Syahrial menambahkan, pihaknya masih akan meninjau lagi keputusan Pengadilan Negeri Jakarta Selatan bahwa penjualan Texmaco oleh BPPN harus dengan persetujuan pemilik Texmaco. “Keputusan itu masih ditinjau lagi,” katanya di Jakarta, Jumat (1/10).
Sampai saat ini, kata Syahrial, pihaknya belum menerima surat keputusan tentang pengalihan penanganan Texmaco dari Tim Pemberesan (TP) oleh Menteri Keuangan. Menurutnya, pertemuan antara Tim Pemberesan dan PPA dengan Departemen Keuangan baru sebatas assessment, belum merupakan keputusan dari Menteri Keuangan.
Ia mengatakan, tidak ada ucapan dari Menteri Keuangan yang memastikan akan mengalihkan penanganan Texmaco ke PPA. “Semua itu masih kita kaji bersama,” katanya.
Menurut Syahrial, bila nantinya pengelolaan sementara Texmaco harus dilakukan oleh PPA, dirinya tidak berkeberatan. “Selama ada batasan-batasannya,” katanya. Menurutnya, kalaupun Texmaco dikelola oleh PPA itu akan percuma saja. Selama Texmaco masih dalam perkara, tidak akan bisa dijual. “Jadi aset itu masih bermasalah, harus diselesaikan dulu,” katanya.

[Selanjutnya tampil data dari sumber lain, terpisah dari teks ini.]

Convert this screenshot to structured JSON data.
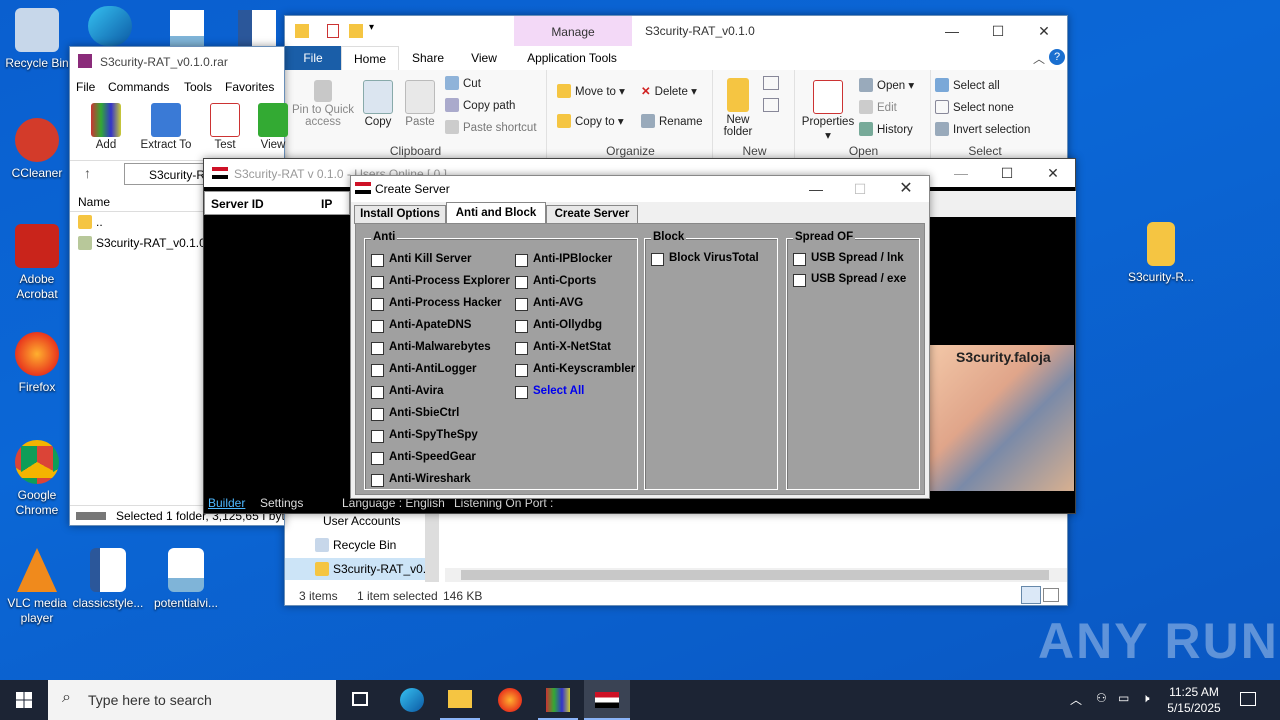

Syahrial menyarankan masalah Texmaco diselesaikan lebih dulu baru kemudian diserahkan ke PPA. Mengenai keputusan yang mengharuskan BPPN meminta izin terlebih dahulu apabila ingin menjual Texmaco, menurutnya, hal itu tidak diatur dalam perjanjian kredit, sehingga BPPN bisa meninjau kembali, bisa melihat dari segi de facto bahwa dalam perjanjian kredit itu sudah dipecahkan.
“Kita kembali ke perjanjian kredit lama,” katanya. Tetapi, hal itu menurutnya bukan berarti BPPN bisa melakukan penagihan langsung, penjualan, dan eksekusi aset. “Ini semua alternatif, harus kita rumuskan secara jeli,” katanya.
Syahrial mengatakan, sampai saat ini masih ada sekitar Rp 30-40 triliun aset yang ada di Tim Pemberesan dan belum diserahkan ke PPA. Namun, Syahrial tidak tahu waktu dan besarnya jumlah yang akan diserahkan ke PPA.